Winston-Salem Teachers College, led by Hurdler Francis Washington's 24 points, won NAIA team title, Sioux Falls, S. Dak.
Elvira Ozolina, Russia, heaved javelin 195 feet 2 inches, broke own world record, Bucharest.
MILEPOSTS—DIED: RUDELL STITCH, 27, hard-hitting, highly respected, third-ranked welterweight; by drowning, when he slipped and fell into churning waters of Ohio River while making futile grab to save fishing companion, who also drowned, at Louisville, Ky.
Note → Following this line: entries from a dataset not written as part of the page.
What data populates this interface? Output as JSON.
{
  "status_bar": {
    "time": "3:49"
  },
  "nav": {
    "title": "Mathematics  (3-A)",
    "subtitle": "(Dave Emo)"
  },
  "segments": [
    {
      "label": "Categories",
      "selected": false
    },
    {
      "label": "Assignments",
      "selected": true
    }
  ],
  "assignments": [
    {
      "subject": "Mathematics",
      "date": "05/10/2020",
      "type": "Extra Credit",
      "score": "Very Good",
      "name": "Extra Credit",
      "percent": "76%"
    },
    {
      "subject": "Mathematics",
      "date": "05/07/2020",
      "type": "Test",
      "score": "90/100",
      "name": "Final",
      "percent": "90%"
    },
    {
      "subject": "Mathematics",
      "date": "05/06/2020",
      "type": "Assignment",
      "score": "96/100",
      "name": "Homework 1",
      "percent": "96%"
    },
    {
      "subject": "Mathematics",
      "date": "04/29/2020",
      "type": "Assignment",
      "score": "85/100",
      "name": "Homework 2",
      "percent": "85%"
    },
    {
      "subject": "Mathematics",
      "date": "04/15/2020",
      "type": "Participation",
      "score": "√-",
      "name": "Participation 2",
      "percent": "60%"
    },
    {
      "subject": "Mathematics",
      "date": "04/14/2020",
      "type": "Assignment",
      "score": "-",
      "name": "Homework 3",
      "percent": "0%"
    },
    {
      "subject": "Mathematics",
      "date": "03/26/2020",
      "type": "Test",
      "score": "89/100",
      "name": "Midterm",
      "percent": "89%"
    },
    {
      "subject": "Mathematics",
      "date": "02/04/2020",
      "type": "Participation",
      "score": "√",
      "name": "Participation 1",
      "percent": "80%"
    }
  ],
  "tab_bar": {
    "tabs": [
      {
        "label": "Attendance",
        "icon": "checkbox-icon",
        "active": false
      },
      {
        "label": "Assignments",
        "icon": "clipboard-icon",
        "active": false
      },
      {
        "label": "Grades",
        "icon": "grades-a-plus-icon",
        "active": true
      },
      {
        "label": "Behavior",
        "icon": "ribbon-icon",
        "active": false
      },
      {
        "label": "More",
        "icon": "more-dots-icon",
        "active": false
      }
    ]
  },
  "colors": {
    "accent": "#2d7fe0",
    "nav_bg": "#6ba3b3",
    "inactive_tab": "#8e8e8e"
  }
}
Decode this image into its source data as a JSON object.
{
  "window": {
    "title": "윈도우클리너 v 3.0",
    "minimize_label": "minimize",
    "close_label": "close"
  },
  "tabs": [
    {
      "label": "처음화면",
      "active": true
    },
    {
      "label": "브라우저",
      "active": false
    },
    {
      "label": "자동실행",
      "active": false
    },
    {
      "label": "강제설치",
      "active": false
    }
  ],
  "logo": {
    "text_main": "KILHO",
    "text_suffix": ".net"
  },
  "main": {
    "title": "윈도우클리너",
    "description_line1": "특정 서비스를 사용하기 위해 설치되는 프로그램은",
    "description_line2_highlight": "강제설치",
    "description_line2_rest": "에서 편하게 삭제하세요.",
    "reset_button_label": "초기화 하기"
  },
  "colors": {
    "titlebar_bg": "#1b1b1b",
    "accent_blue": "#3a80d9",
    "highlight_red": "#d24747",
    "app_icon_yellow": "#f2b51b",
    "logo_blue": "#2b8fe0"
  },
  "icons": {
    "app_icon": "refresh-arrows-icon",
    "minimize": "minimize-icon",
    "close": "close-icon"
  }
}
Ironically, two years ago Stitch rescued man from drowning in same river, was awarded Carnegie Medal for heroism.
DIED: BENJAMIN F. LINDHEIMER, 70, Chicago-born realtor, financier and sportsman, owner and executive director of Chicago's Washington Park and Arlington race tracks; of heart attack, at Beverly Hills, Calif.
DIED: LESTER PATRICK, 76, hockey's imposing-looking Silver Fox 'for his thick thatch of gray hair), onetime major league star, longtime coach and vice-president of N.Y. Rangers, member of Hall of Fame, elder of one of hockey's most famous families (both his sons were NHL stars, now hold similar positions of vice-president and general manager: Muzz with Rangers, Lynn with Boston Bruins); of lung cancer, at Victoria, B.C. One of first of attacking defensemen, Patrick began playing career in 1902, joined pro Renfrew (Ont.) Millionaires in 1909, later was player-manager of Victoria Aristocrats in Pacific Coast League. He retired as player in 1926, became coach of Rangers in 1927, led his teams into NHL playoffs 15 times in 16 years, won Stanley Cup in 1928, 1933, 1940.